When we left for Scotland, we were feeling pretty raw about music. We play in Boston and sometimes have to beg the bartender to please turn off the not-live background music so that we can start playing live background music for people who appear completely disinterested in our music, and perhaps even annoyed that we are impeding their ability to hear each other's conversations. We've had friends come to hear us play, and even as they try their hardest to experience the music that we are sharing, they have expressed that they couldn't really hear it over the loud crowd. When I shared this experience of music in Scotland versus music in America with some fellow American musicians, it led to a lengthy discussion about music in America, and what it says about our culture.
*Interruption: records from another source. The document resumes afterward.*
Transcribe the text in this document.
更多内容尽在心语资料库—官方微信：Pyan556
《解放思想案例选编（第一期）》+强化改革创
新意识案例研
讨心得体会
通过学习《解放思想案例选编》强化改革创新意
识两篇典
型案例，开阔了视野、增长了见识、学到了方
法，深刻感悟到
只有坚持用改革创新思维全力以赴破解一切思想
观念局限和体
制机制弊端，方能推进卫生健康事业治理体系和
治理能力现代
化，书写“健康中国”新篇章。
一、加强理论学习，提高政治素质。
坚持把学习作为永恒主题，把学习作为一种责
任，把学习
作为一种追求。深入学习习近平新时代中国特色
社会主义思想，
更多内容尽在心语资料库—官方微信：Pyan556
We live in a city with thousands of amazing live musicians, yet have we forgotten the power of music? Has music become background noise? Have we forgotten how to listen?
Today, I was pondering this as I was waiting for my connecting train at State street on the orange line. There was a cellist playing a melody. It was so simple and so stunning. Her eyes were closed and she was playing in this stinky, crowded train station but people were silent. A crowd gathered around her. When she stopped playing, a man walked up and put money in her jar. She said "Thank you" with so much gratitude in her voice, and he responded by bringing his hands to his heart and saying "No. Thank YOU" with tears in his eyes. It was so authentic.
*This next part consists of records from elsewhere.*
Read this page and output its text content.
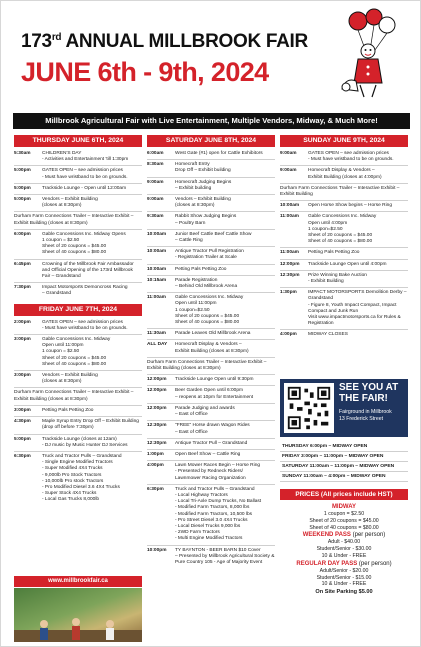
173rd ANNUAL MILLBROOK FAIR
JUNE 6th - 9th, 2024
Millbrook Agricultural Fair with Live Entertainment, Multiple Vendors, Midway, & Much More!
THURSDAY JUNE 6TH, 2024
5:30am	CHILDREN'S DAY
- Activities and Entertainment 'till 1:30pm
5:00pm	GATES OPEN – see admission prices
- Must have wristband to be on grounds.
5:00pm	Trackside Lounge - Open until 12:00am
5:00pm	Vendors – Exhibit Building
(closes at 8:30pm)
Durham Farm Connections Trailer – Interactive Exhibit – Exhibit Building (closes at 8:30pm)
6:00pm	Gable Concessions Inc. Midway Opens
1 coupon = $2.50
Sheet of 20 coupons = $45.00
Sheet of 40 coupons = $80.00
6:45pm	Crowning of the Millbrook Fair Ambassador and Official Opening of the 173rd Millbrook Fair – Grandstand
7:30pm	Impact Motorsports Demoncross Racing
– Grandstand
FRIDAY JUNE 7TH, 2024
2:00pm	GATES OPEN – see admission prices
- Must have wristband to be on grounds.
3:00pm	Gable Concessions Inc. Midway
Open until 11:00pm
1 coupon = $2.50
Sheet of 20 coupons = $45.00
Sheet of 40 coupons = $80.00
3:00pm	Vendors – Exhibit Building
(closes at 8:30pm)
Durham Farm Connections Trailer – Interactive Exhibit – Exhibit Building (closes at 8:30pm)
3:00pm	Petting Pals Petting Zoo
4:30pm	Maple Syrup Entry Drop Off – Exhibit Building (drop off before 7:30pm)
5:00pm	Trackside Lounge (closes at 12am)
- DJ music by Music Hunter DJ Services
6:30pm	Truck and Tractor Pulls – Grandstand
- Single Engine Modified Tractors
- Super Modified 4X4 Trucks
- 9,000lb Pro Stock Tractors
- 10,000lb Pro stock Tractors
- Pro Modified Diesel 3.6 4X4 Trucks
- Super Stock 4X4 Trucks
- Local Gas Trucks 8,000lb
www.millbrookfair.ca
SATURDAY JUNE 8TH, 2024
6:00am	West Gate (#1) open for Cattle Exhibitors
8:30am	Homecraft Entry
Drop Off – Exhibit building
9:00am	Homecraft Judging Begins
– Exhibit building
9:00am	Vendors – Exhibit Building
(closes at 8:30pm)
9:30am	Rabbit Show Judging Begins
– Poultry Barn
10:00am	Junior Beef Cattle Beef Cattle Show
– Cattle Ring
10:00am	Antique Tractor Pull Registration
- Registration Trailer at Scale
10:00am	Petting Pals Petting Zoo
10:15am	Parade Registration
– Behind Old Millbrook Arena
11:00am	Gable Concessions Inc. Midway
Open until 11:00pm
1 coupon=$2.50
Sheet of 20 coupons = $45.00
Sheet of 40 coupons = $80.00
11:30am	Parade Leaves Old Millbrook Arena
ALL DAY	Homecraft Display & Vendors –
Exhibit Building (closes at 8:30pm)
Durham Farm Connections Trailer – Interactive Exhibit – Exhibit Building (closes at 8:30pm)
12:00pm	Trackside Lounge Open until 9:30pm
12:00pm	Beer Garden Open until 6:00pm
– reopens at 10pm for Entertainment
12:00pm	Parade Judging and awards
– East of Office
12:30pm	"FREE" Horse drawn Wagon Rides
– East of Office
12:30pm	Antique Tractor Pull – Grandstand
1:00pm	Open Beef Show – Cattle Ring
4:00pm	Lawn Mower Races Begin – Horse Ring
- Presented by Redneck Riders/
Lawnmower Racing Organization
6:30pm	Truck and Tractor Pulls – Grandstand
- Local Highway Tractors
- Local Tri-Axle Dump Trucks, No Ballast
- Modified Farm Tractors, 8,000 lbs
- Modified Farm Tractors, 10,500 lbs
- Pro Street Diesel 3.0 4X4 Trucks
- Local Diesel Trucks 9,000 lbs
- 2WD Farm Tractors
- Multi Engine Modified Tractors
10:00pm	TY BAYNTON - BEER BARN $10 Cover
– Presented by Millbrook Agricultural Society & Pure Country 105 - Age of Majority Event
SUNDAY JUNE 9TH, 2024
9:00am	GATES OPEN – see admission prices
- Must have wristband to be on grounds.
9:00am	Homecraft Display & Vendors –
Exhibit Building (closes at 4:00pm)
Durham Farm Connections Trailer – Interactive Exhibit – Exhibit Building
10:00am	Open Horse Show begins – Horse Ring
11:00am	Gable Concessions Inc. Midway
Open until 4:00pm
1 coupon=$2.50
Sheet of 20 coupons = $45.00
Sheet of 40 coupons = $80.00
11:00am	Petting Pals Petting Zoo
12:00pm	Trackside Lounge Open until 4:00pm
12:30pm	Prize Winning Bake Auction
- Exhibit Building
1:30pm	IMPACT MOTORSPORTS Demolition Derby – Grandstand
- Figure 8, Youth Impact Compact, Impact Compact and Junk Run
Visit www.impactmotorsports.ca for Rules & Registration
4:00pm	MIDWAY CLOSES
SEE YOU AT
THE FAIR!
Fairground in Millbrook
13 Frederick Street
THURSDAY 6:00pm – MIDWAY OPEN
FRIDAY 3:00pm – 11:00pm – MIDWAY OPEN
SATURDAY 11:00am – 11:00pm – MIDWAY OPEN
SUNDAY 11:00am – 4:00pm – MIDWAY OPEN
PRICES (All prices include HST)
MIDWAY
1 coupon = $2.50
Sheet of 20 coupons = $45.00
Sheet of 40 coupons = $80.00
WEEKEND PASS (per person)
Adult - $40.00
Student/Senior - $30.00
10 & Under - FREE
REGULAR DAY PASS (per person)
Adult/Senior - $20.00
Student/Senior - $15.00
10 & Under - FREE
On Site Parking $5.00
That cellist didn't know that I also had tears in my eyes because she reminded me that we, musicians are not in the background. No matter what country, what language, what culture, music impacts people every day. I may not know any or all of the people that are impacted by my music, but I must continue to believe in music and to believe in me.
On Sunday, Davey and I had the opportunity to sing and jam with some fellow folk musicians in Roslindale, where we live near Boston, and it was so powerful. Sharing stories, feelings, and connecting with other like-minded and inclusive humans. Just like in Scotland, in just a couple of hours, strangers became friends.
In Scotland, we spent almost every night in a pub making music. We learned dozens of new tunes and songs. I put my feet and hands in the earth of my ancestors. We ate fish and chips, chocolate digestives, and drank way too much tea.
I didn't find a keychain with my name on it (only Mary's and Mairi's), but I am back with new vigor for playing my fiddle, singing songs, helping other singers find their voices, and sharing music with strangers and friends.